Some members of the board wanted to get commissioners involved in the conversation sooner. Ross suggested bringing in Mayor Brad Finkeldei and City Commissioner Mike Dever to a future meeting to talk about the ordinance with the board. In addition to being Lawrence’s last mayor, Dever was also the mayor in 2008 and launched a Climate Protection Task Force that led to the development of the 2009 plan.
“Let’s get our last mayor and the current mayor talking about climate change and renewable energy and efficiency,” Ross said. “That sounds like a great discussion.”
As for what the “teeth” of the amended ordinance might be, the board members had several suggestions.

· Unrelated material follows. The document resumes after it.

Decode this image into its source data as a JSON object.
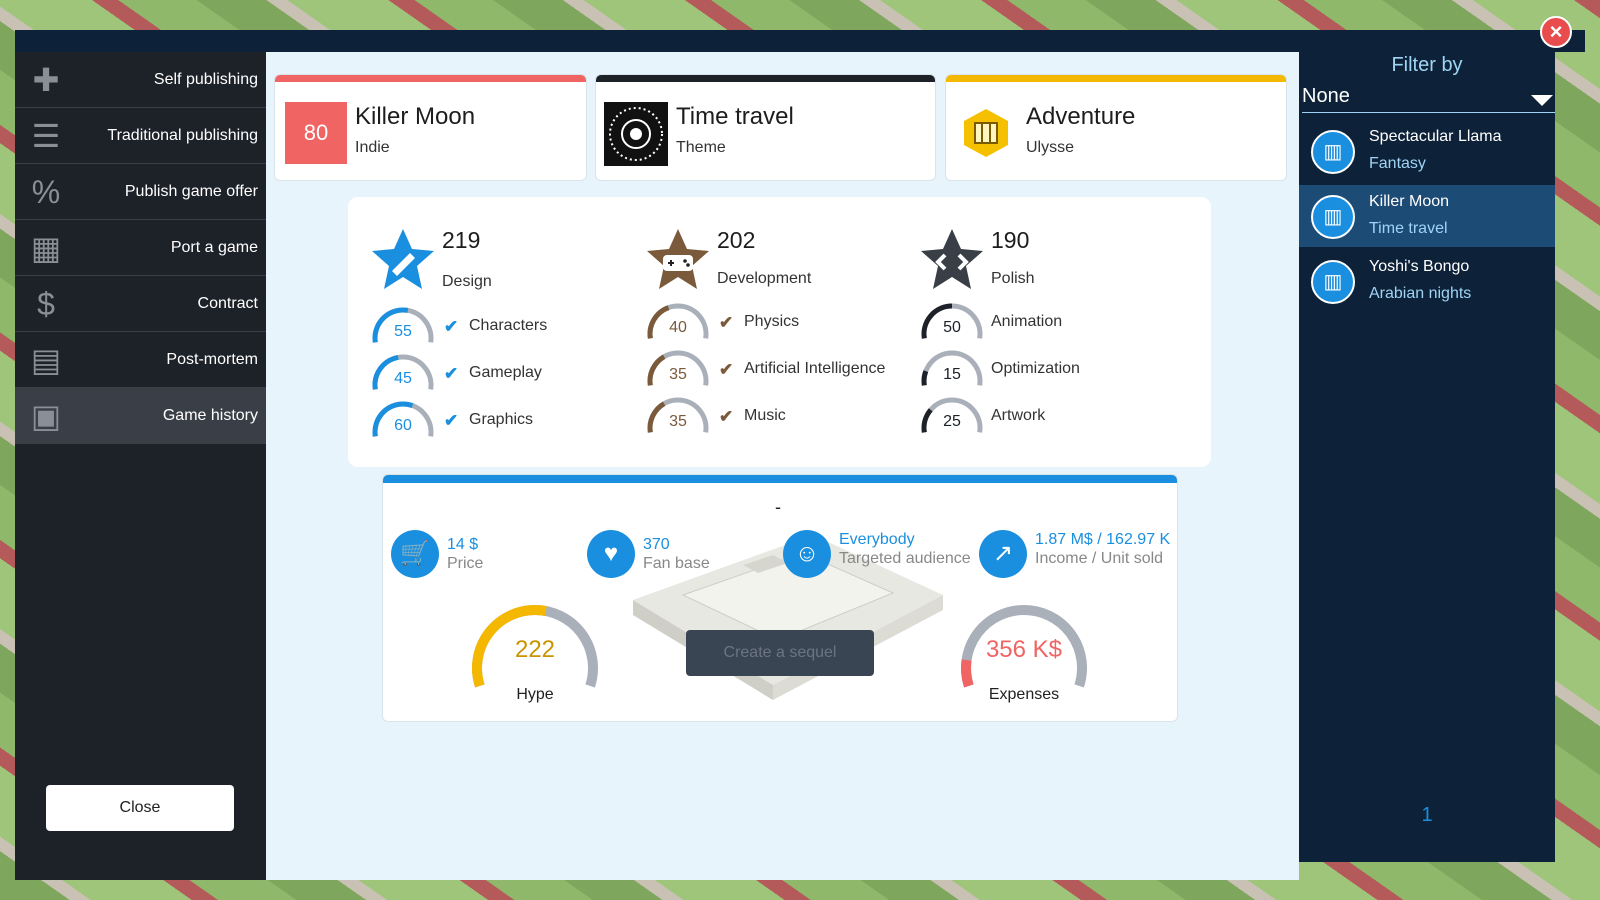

Chris Reiner said the ordinance could specify how much money the city had to put toward climate protection, “You have to make a financial commitment to actually pursue this,” he said. Muma suggested there could be someone responsible for seeking out climate grants or calculating cost savings from energy efficiency improvements.
Fatemi, in his sketch of an amended ordinance, also envisioned a dashboard to share data with the public, and Reiner agreed that some kind of “transparency tracker” was needed.
But bigger than all these goals was the goal of bringing accountability to the city’s climate plans, and Johnson urged them to keep working toward that.
“The whole thing is not an easy thing,” she told them. “… It’s not just the will. You may have the will to do it, but you’ve got to have the resources to do it. So the city does have to be held accountable for providing those resources.”